Professor Lee introduced a survey from 2018, which showed that 1,705 patients in a rare disease support program revealed that 64.28 percent were diagnosed within a year of symptom onset, while 6.1 percent waited over ten years.

Additionally, 16.4 percent of patients visited four or more hospitals before receiving a final diagnosis.

"Given the systemic nature of LSDs, clinical diagnosis is challenging. Early treatment is crucial for a positive prognosis, making the recent inclusion of LSD screening in the newborn screening program a highly promising development," said Professor Lee.

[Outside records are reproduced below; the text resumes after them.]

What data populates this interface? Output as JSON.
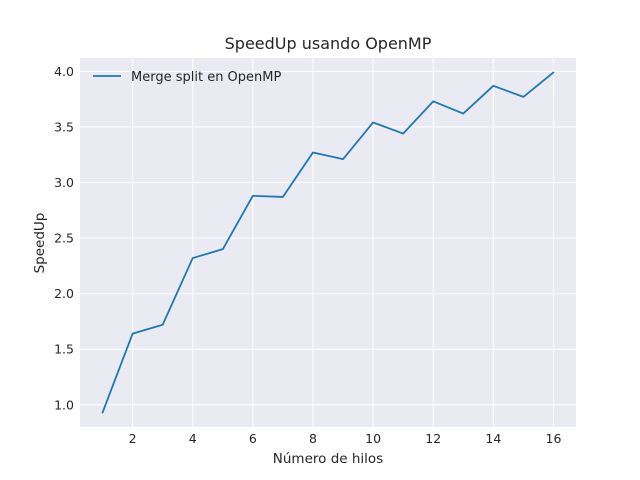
{
  "chart_data": {
    "type": "line",
    "title": "SpeedUp usando OpenMP",
    "xlabel": "Número de hilos",
    "ylabel": "SpeedUp",
    "xlim": [
      0.25,
      16.75
    ],
    "ylim": [
      0.8,
      4.12
    ],
    "xticks": [
      2,
      4,
      6,
      8,
      10,
      12,
      14,
      16
    ],
    "yticks": [
      1.0,
      1.5,
      2.0,
      2.5,
      3.0,
      3.5,
      4.0
    ],
    "grid": true,
    "legend_position": "top-left",
    "series": [
      {
        "name": "Merge split en OpenMP",
        "color": "#1f77b4",
        "x": [
          1,
          2,
          3,
          4,
          5,
          6,
          7,
          8,
          9,
          10,
          11,
          12,
          13,
          14,
          15,
          16
        ],
        "y": [
          0.93,
          1.64,
          1.72,
          2.32,
          2.4,
          2.88,
          2.87,
          3.27,
          3.21,
          3.54,
          3.44,
          3.73,
          3.62,
          3.87,
          3.77,
          3.99
        ]
      }
    ]
  }
}
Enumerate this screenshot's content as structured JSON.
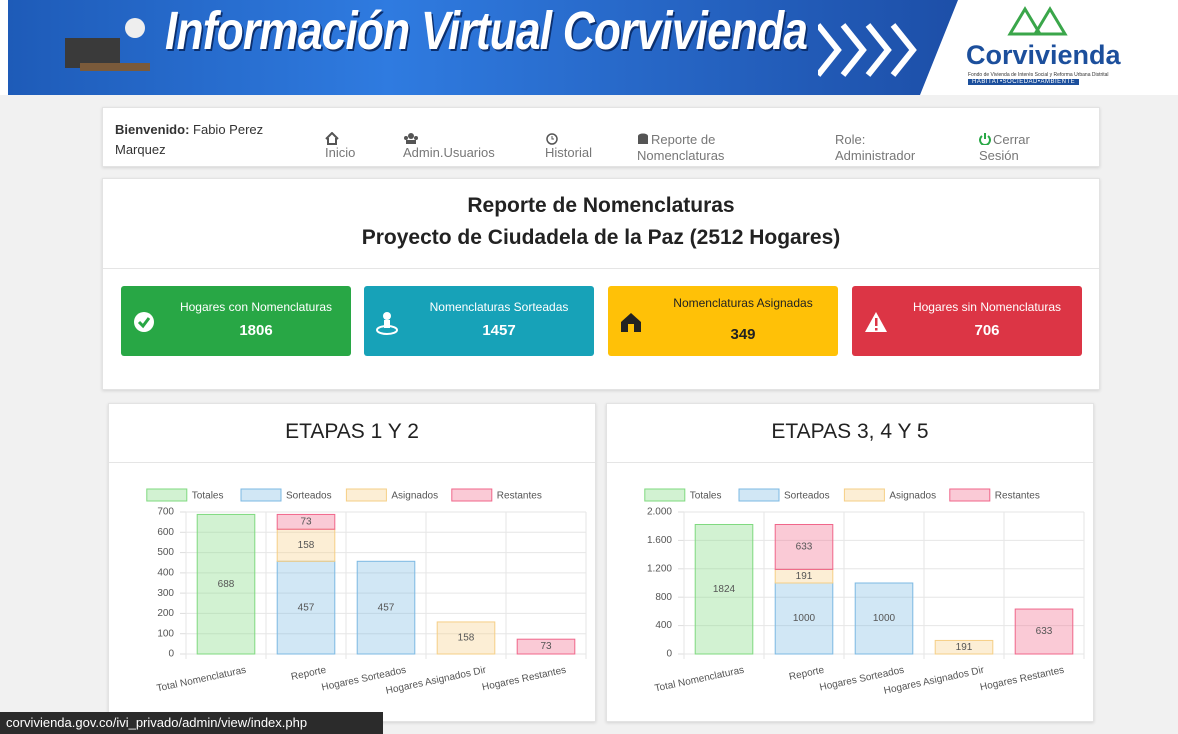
{
  "header": {
    "title": "Información Virtual Corvivienda",
    "logo": "Corvivienda",
    "logo_subtitle": "Fondo de Vivienda de Interés Social y Reforma Urbana Distrital",
    "tagline": "HÁBITAT•SOCIEDAD•AMBIENTE"
  },
  "nav": {
    "welcome_label": "Bienvenido:",
    "user": "Fabio Perez Marquez",
    "items": [
      "Inicio",
      "Admin.Usuarios",
      "Historial",
      "Reporte de Nomenclaturas",
      "Role: Administrador",
      "Cerrar Sesión"
    ]
  },
  "report": {
    "title": "Reporte de Nomenclaturas",
    "subtitle": "Proyecto de Ciudadela de la Paz (2512 Hogares)",
    "cards": [
      {
        "label": "Hogares con Nomenclaturas",
        "value": 1806,
        "color": "#28a745"
      },
      {
        "label": "Nomenclaturas Sorteadas",
        "value": 1457,
        "color": "#17a2b8"
      },
      {
        "label": "Nomenclaturas Asignadas",
        "value": 349,
        "color": "#ffc107"
      },
      {
        "label": "Hogares sin Nomenclaturas",
        "value": 706,
        "color": "#dc3545"
      }
    ]
  },
  "chart_data": [
    {
      "type": "bar",
      "title": "ETAPAS 1 Y 2",
      "stacked": true,
      "grid": true,
      "legend": "top",
      "categories": [
        "Total Nomenclaturas",
        "Reporte",
        "Hogares Sorteados",
        "Hogares Asignados Dir",
        "Hogares Restantes"
      ],
      "series": [
        {
          "name": "Totales",
          "color": "#7fd97f",
          "values": [
            688,
            null,
            null,
            null,
            null
          ]
        },
        {
          "name": "Sorteados",
          "color": "#7cb9e3",
          "values": [
            null,
            457,
            457,
            null,
            null
          ]
        },
        {
          "name": "Asignados",
          "color": "#f5cf86",
          "values": [
            null,
            158,
            null,
            158,
            null
          ]
        },
        {
          "name": "Restantes",
          "color": "#f0668a",
          "values": [
            null,
            73,
            null,
            null,
            73
          ]
        }
      ],
      "ylim": [
        0,
        700
      ],
      "yticks": [
        0,
        100,
        200,
        300,
        400,
        500,
        600,
        700
      ]
    },
    {
      "type": "bar",
      "title": "ETAPAS 3, 4 Y 5",
      "stacked": true,
      "grid": true,
      "legend": "top",
      "categories": [
        "Total Nomenclaturas",
        "Reporte",
        "Hogares Sorteados",
        "Hogares Asignados Dir",
        "Hogares Restantes"
      ],
      "series": [
        {
          "name": "Totales",
          "color": "#7fd97f",
          "values": [
            1824,
            null,
            null,
            null,
            null
          ]
        },
        {
          "name": "Sorteados",
          "color": "#7cb9e3",
          "values": [
            null,
            1000,
            1000,
            null,
            null
          ]
        },
        {
          "name": "Asignados",
          "color": "#f5cf86",
          "values": [
            null,
            191,
            null,
            191,
            null
          ]
        },
        {
          "name": "Restantes",
          "color": "#f0668a",
          "values": [
            null,
            633,
            null,
            null,
            633
          ]
        }
      ],
      "ylim": [
        0,
        2000
      ],
      "yticks": [
        0,
        400,
        800,
        {
          "value": 1200,
          "label": "1.200"
        },
        {
          "value": 1600,
          "label": "1.600"
        },
        {
          "value": 2000,
          "label": "2.000"
        }
      ]
    }
  ],
  "status_bar": {
    "url": "corvivienda.gov.co/ivi_privado/admin/view/index.php"
  }
}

The newborn screening program, which tests all newborns within 48 to 72 hours after birth for various genetic conditions, now includes six enzyme activity tests for LSDs.

This inclusion ensures early detection and intervention for newborns showing signs of lysosomal enzyme deficiencies.

Newborns flagged for enzyme abnormalities through newborn screening program are referred to specialized regional centers for precise diagnosis and treatment discussions.

Conditions registered under the rare and severe disease category are eligible for outpatient medical cost support under the first-class medical assistance program.

"Previously, low disease awareness limited patients' access to accurate treatment information,” Lee said. “The comprehensive implementation of newborn screening allows for early disease identification, facilitating prompt intervention.”

Public awareness and discussion about these conditions and their treatments are now more critical than ever, Lee added.

He also highlighted that Korea introduced newborn screening later than the U.S., Europe, Japan, and Taiwan, but has since made significant strides in expanding and improving the screening process.

"There is now a need for a government organization to manage the statistics of newborn screening results, including positive cases and confirmed diagnoses,” Lee said. “As medical technology advances and more treatable conditions are identified, the scope of newborn screening must rapidly expand.”